В возрожденной церкви я побывал лишь раз, во время похорон мамы. Колокольня не была полностью восстановлена, и огромный колокол, звонившей к службе, висел внутри. Я шел, крепко сжимая левой рукой бабушкину, а правой Сонину руку. Внутри меня все содрогалось от оглушающего звона колокола, и мне казалось, что это моя душа бьется в теле, ища выхода. И я плакал, боясь, что душа убежит, и я стану грубым, невоспитанным, бездушным человеком. О маме я не плакал вовсе.
Мне было десять лет, и я плохо представлял, что такое смерть. Один раз бабушка взяла нас с Соней на похороны. Во двор вынесли две табуретки, на них установили гроб, с лежащим внутри мужчиной. Меня очень заинтересовала его блестящая лысина и я старался подобраться как можно ближе, чтобы получше ее рассмотреть. Страха я не испытывал. Став старше, я вдруг сразу все осознал. Теперь я плачу о маме сильней, чем тогда, много лет назад. И не могу найти этому объяснения.
После того фильма я тоже плакал. Хотя я понимал, что Христос воскрес и сейчас на небе молиться о нас, мне было невыносимо думать о всех тех страданиях, которые он перенес за нас, за меня лично.
Когда зажегся свет, оказалось, что зал наполовину пуст. Недалеко от меня сидел Витька Швец со своей компанией. Вовка Хромченко, его вечная «шестерка» повернулся ко мне. Его глаза были полны слез. Но он быстро сориентировался и, смахнув слезы рукавом, ехидно закричал: «А Шлепок ноет! Маленький мальчик!» Я вскочил и выбежал на улицу.

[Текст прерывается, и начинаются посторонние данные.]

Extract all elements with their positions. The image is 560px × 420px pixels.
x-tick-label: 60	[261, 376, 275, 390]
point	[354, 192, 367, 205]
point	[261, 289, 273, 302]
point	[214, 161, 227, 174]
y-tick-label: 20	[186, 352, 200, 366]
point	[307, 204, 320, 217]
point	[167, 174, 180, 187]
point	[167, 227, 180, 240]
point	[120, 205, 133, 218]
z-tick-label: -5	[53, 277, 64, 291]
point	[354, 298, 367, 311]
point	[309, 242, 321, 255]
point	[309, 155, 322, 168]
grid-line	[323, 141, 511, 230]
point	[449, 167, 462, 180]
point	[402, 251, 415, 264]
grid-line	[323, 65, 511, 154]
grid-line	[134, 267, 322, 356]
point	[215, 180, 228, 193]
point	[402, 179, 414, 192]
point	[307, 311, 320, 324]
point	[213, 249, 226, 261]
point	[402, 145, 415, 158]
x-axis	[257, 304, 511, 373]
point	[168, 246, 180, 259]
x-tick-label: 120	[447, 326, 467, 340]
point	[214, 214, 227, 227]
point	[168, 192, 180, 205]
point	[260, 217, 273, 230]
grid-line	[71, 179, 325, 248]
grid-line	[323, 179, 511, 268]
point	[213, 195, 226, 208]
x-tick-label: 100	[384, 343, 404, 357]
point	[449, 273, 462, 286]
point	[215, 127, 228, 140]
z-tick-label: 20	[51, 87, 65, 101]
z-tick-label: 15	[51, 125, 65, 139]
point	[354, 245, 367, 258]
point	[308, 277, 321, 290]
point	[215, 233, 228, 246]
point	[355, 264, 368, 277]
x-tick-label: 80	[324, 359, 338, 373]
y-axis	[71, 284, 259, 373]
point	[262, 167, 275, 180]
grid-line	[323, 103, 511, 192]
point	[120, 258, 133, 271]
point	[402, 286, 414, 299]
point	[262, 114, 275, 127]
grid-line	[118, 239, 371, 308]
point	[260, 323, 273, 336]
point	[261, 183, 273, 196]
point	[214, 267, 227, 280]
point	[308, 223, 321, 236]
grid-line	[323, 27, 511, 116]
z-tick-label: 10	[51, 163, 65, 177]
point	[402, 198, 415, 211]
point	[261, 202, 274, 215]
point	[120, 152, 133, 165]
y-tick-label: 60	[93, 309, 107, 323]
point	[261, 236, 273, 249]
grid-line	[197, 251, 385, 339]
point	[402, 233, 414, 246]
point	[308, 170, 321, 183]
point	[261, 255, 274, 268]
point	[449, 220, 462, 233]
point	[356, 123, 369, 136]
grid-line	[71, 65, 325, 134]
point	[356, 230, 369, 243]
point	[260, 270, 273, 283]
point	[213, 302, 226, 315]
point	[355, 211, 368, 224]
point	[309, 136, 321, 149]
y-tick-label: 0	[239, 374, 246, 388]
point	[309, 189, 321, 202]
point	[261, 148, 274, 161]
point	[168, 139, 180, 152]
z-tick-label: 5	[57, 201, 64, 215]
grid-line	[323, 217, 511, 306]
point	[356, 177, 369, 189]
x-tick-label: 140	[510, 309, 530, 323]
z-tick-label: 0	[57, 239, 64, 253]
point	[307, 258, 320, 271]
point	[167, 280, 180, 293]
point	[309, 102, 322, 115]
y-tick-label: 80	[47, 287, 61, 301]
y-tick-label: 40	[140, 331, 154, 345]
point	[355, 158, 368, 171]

Кинотеатр находился на самой окраине города. Небольшое кирпичное здание медленно умирало. Лишь несколько раз в год оно вспоминало об истинном своем предназначении, когда зал заполняли школьники. По субботам в фойе проводилась дискотека. За кинотеатром высились многоэтажки, а слева расстилалось поле, поросшее одуванчиками. Весной оно превращалось в широкий желтый ковер. Его окаймляли низенькие деревца, за которыми проходила железная дорога.

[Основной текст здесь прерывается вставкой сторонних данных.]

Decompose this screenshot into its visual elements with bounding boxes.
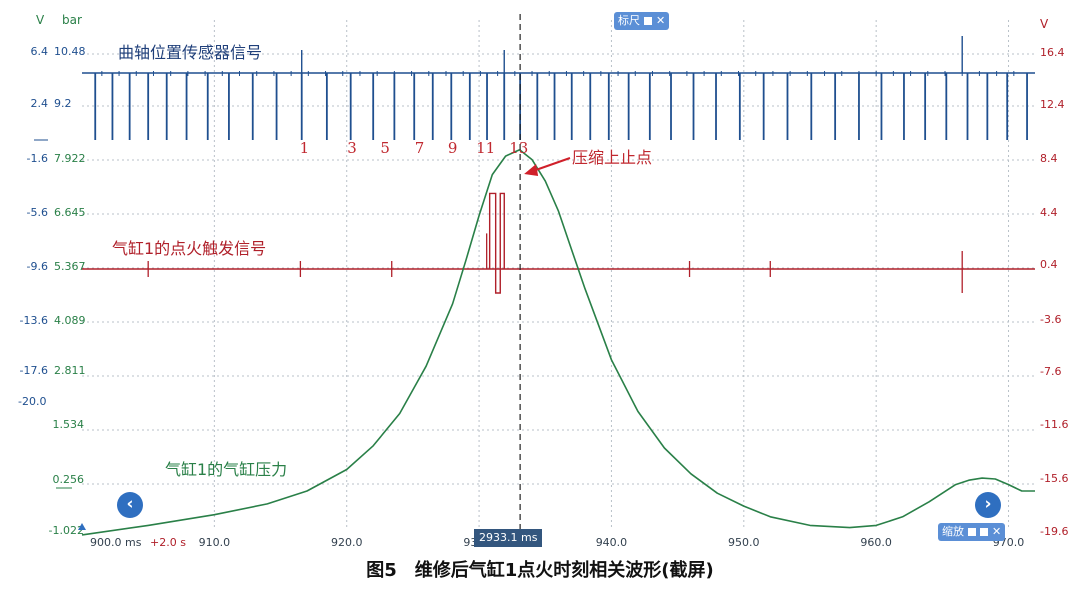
x-axis-tick-label: 950.0 [728, 536, 760, 548]
right-axis-v-label: -3.6 [1040, 313, 1061, 326]
left-unit-v: V [36, 13, 45, 27]
left-axis-v-label: -17.6 [20, 364, 48, 377]
right-axis-v-label: -7.6 [1040, 365, 1061, 378]
x-axis-tick-label: 940.0 [596, 536, 628, 548]
ignition-signal-label: 气缸1的点火触发信号 [112, 239, 266, 258]
start-marker-icon [78, 523, 86, 530]
right-axis-v-label: 4.4 [1040, 206, 1058, 219]
left-axis-bar-label: 10.48 [54, 45, 86, 58]
left-axis-bar-label: 0.256 [53, 473, 85, 486]
left-axis-bar-label: -1.022 [49, 524, 84, 537]
left-axis-v-label: -9.6 [27, 260, 48, 273]
left-axis-v-label: -13.6 [20, 314, 48, 327]
left-axis-v-label: 2.4 [31, 97, 49, 110]
square-icon [644, 17, 652, 25]
zoom-chip[interactable]: 缩放 ✕ [938, 523, 1006, 541]
pressure-trace [81, 149, 1035, 536]
right-axis-v-label: 16.4 [1040, 46, 1065, 59]
left-axis-bar-label: 4.089 [54, 314, 86, 327]
right-axis-v-label: 8.4 [1040, 152, 1058, 165]
right-axis-v-label: 0.4 [1040, 258, 1058, 271]
tooth-number-label: 13 [509, 139, 528, 157]
right-axis-v-label: 12.4 [1040, 98, 1065, 111]
tooth-number-label: 9 [448, 139, 458, 157]
left-unit-bar: bar [62, 13, 82, 27]
right-unit-v: V [1040, 17, 1049, 31]
right-axis-v-label: -11.6 [1040, 418, 1068, 431]
left-axis-bar-label: 9.2 [54, 97, 72, 110]
square-icon [980, 528, 988, 536]
cursor-time-readout[interactable]: 2933.1 ms [474, 529, 543, 547]
left-axis-v-label: -5.6 [27, 206, 48, 219]
tooth-number-label: 1 [300, 139, 310, 157]
square-icon [968, 528, 976, 536]
left-axis-bar-label: 2.811 [54, 364, 86, 377]
left-axis-bar-label: 5.367 [54, 260, 86, 273]
left-axis-bar-label: 1.534 [53, 418, 85, 431]
x-axis-tick-label: 910.0 [199, 536, 231, 548]
x-axis-start-label: 900.0 ms [90, 536, 142, 548]
ruler-label: 标尺 [618, 14, 640, 27]
scroll-left-button[interactable]: ‹ [117, 492, 143, 518]
pressure-signal-label: 气缸1的气缸压力 [165, 460, 287, 479]
left-axis-bar-label: 6.645 [54, 206, 86, 219]
x-axis-tick-label: 960.0 [860, 536, 892, 548]
x-axis-tick-label: 920.0 [331, 536, 363, 548]
scroll-right-button[interactable]: › [975, 492, 1001, 518]
figure-caption: 图5 维修后气缸1点火时刻相关波形(截屏) [366, 560, 714, 581]
zoom-label: 缩放 [942, 525, 964, 538]
ruler-chip[interactable]: 标尺 ✕ [614, 12, 670, 30]
left-axis-v-label: 6.4 [31, 45, 49, 58]
left-axis-bar-label: 7.922 [54, 152, 86, 165]
chevron-left-icon: ‹ [126, 494, 134, 514]
ignition-pulse [488, 192, 505, 294]
tooth-number-label: 11 [476, 139, 495, 157]
tdc-label: 压缩上止点 [572, 148, 652, 167]
tooth-number-label: 3 [347, 139, 357, 157]
close-icon[interactable]: ✕ [656, 14, 666, 27]
tdc-arrow-head-icon [524, 164, 539, 176]
left-axis-v-label: -1.6 [27, 152, 48, 165]
crank-signal-label: 曲轴位置传感器信号 [118, 43, 262, 62]
right-axis-v-label: -15.6 [1040, 472, 1068, 485]
tooth-number-label: 5 [380, 139, 390, 157]
left-axis-v-label: -20.0 [18, 395, 46, 408]
x-axis-offset-label: +2.0 s [150, 536, 186, 548]
close-icon[interactable]: ✕ [992, 525, 1002, 538]
tooth-number-label: 7 [415, 139, 425, 157]
right-axis-v-label: -19.6 [1040, 525, 1068, 538]
chevron-right-icon: › [984, 494, 992, 514]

Опасаясь насмешек, я решил спрятаться и пошел в поле. Было начало мая, и трава доходила мне до пояса. За спиной я слышал громкие голоса. Это школьники высыпали на улицу. Тогда я лег на землю и начал смотреть на небо. Оно всегда пугало меня своей бесконечностью. Дребезжа пролетел «кукурузник», и я вспомнил,что когда-то на этом, а может на каком-то другом поле раньше стояло несколько таких самолетов, и мы с Соней ходили на них смотреть. Мне вдруг стало так хорошо, вспомнились наши с сестрой прогулки по городу, и я заснул.